Armin Shimerman is in the episode, which is charming, only in that he goes on to give the definitive Ferengi performance on DS9, and it’s nice to see him get a piece of the thing early on. But (alongside Tracey Walter, shortly to become Bob the Goon in Batman!), Shimerman has no fucking idea what to do with the makeup job or the costume or the downright hysterical laser-whips that the Ferengi get saddled with here. I miss the whips, only because I’m so inextricably into goofy concepts; these things look like unfolded pool noodles and actually succeed in making the Ferengi less menacing than they were, even five minutes ago, when they were just a stupid-looking face on a video screen. And meanwhile, arms are flailing, legs are coiling, screams are issuing forth, and mouths are gaping open for no reason other than that those prosthetic teeth must have really hurt. As full-body creatures, the Ferengi in this episode are like a pack of jumping monkeys, and any of the finer points of “The Last Outpost” as a piece of storytelling (character dynamics, a solid space combat story, and a marginally successful away team adventure) evaporate under the villain’s crushing bulk.

Like the tribal Africans in “Code of Honor,” the Ferengi (and, to be sure, the T’Kon planet and its Guardian as well) in “The Last Outpost” smack so ringingly of the original Star Trek that one wonders if Roddenberry simply approved them because they were the kind of Star Trek he was used to. Next Gen figured out pretty quickly that a far more modern sensibility was required – but when the away team beams down to a soundstage planet with backlit purple skies, I can’t help but smile.

Nice asides in the episode itself begin to give a sense of life on the new, Galaxy-class starship Enterprise: kids underfoot in the briefing room; Data’s finger puzzle conundrum; and the omnipresent physical reliability of Worf. In four episodes, Star Trek: The Next Generation has gone from concept to community.

One further aside: I’m deeply fond of my Ferengi action figure from Playmates’ first Star Trek: The Next Generation line. I bought it at the gift shop at Universal Studios Hollywood in 1993, and it (inexplicably!) captures the “Last Outpost” design of the species, complete with fur cloak and laser whip. Retro-newschool awesomeness.

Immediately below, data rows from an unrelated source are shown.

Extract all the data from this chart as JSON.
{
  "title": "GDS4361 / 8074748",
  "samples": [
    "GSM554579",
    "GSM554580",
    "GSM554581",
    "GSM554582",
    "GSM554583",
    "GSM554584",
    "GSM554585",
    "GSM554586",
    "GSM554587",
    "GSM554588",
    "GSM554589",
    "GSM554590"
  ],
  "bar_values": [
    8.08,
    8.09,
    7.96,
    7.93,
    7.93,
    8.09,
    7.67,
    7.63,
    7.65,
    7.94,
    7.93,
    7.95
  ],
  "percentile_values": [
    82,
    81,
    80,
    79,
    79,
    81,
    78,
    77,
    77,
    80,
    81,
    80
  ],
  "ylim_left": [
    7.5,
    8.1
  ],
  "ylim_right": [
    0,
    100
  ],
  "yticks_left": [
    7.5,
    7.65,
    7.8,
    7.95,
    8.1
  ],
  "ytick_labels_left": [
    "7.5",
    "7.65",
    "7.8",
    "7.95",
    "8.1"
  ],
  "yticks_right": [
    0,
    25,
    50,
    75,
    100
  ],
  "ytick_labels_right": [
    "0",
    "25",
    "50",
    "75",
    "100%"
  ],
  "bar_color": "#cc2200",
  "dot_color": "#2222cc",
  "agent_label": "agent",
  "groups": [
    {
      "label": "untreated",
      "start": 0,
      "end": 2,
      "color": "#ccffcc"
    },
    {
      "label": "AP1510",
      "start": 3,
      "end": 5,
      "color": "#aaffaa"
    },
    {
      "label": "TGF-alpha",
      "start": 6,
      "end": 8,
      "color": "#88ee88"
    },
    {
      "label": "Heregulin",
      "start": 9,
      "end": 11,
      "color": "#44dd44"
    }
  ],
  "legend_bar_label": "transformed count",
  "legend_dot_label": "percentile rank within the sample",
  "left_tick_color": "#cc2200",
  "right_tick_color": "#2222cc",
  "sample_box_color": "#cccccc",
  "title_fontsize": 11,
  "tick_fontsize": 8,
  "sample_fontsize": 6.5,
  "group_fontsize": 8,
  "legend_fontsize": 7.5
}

Update: For dumbass likeability I’m giving “The Last Outpost” three Enterprises out of five.

My first presence on the internet was a Geocities site back in 1997, and having nothing better to do with it, I blogged about the new episodes of Star Trek: Deep Space Nine and Voyager that aired each week. Blogging The Next Generation is like that – for Star Trek: The Next Generation, every single episode, on blu-ray.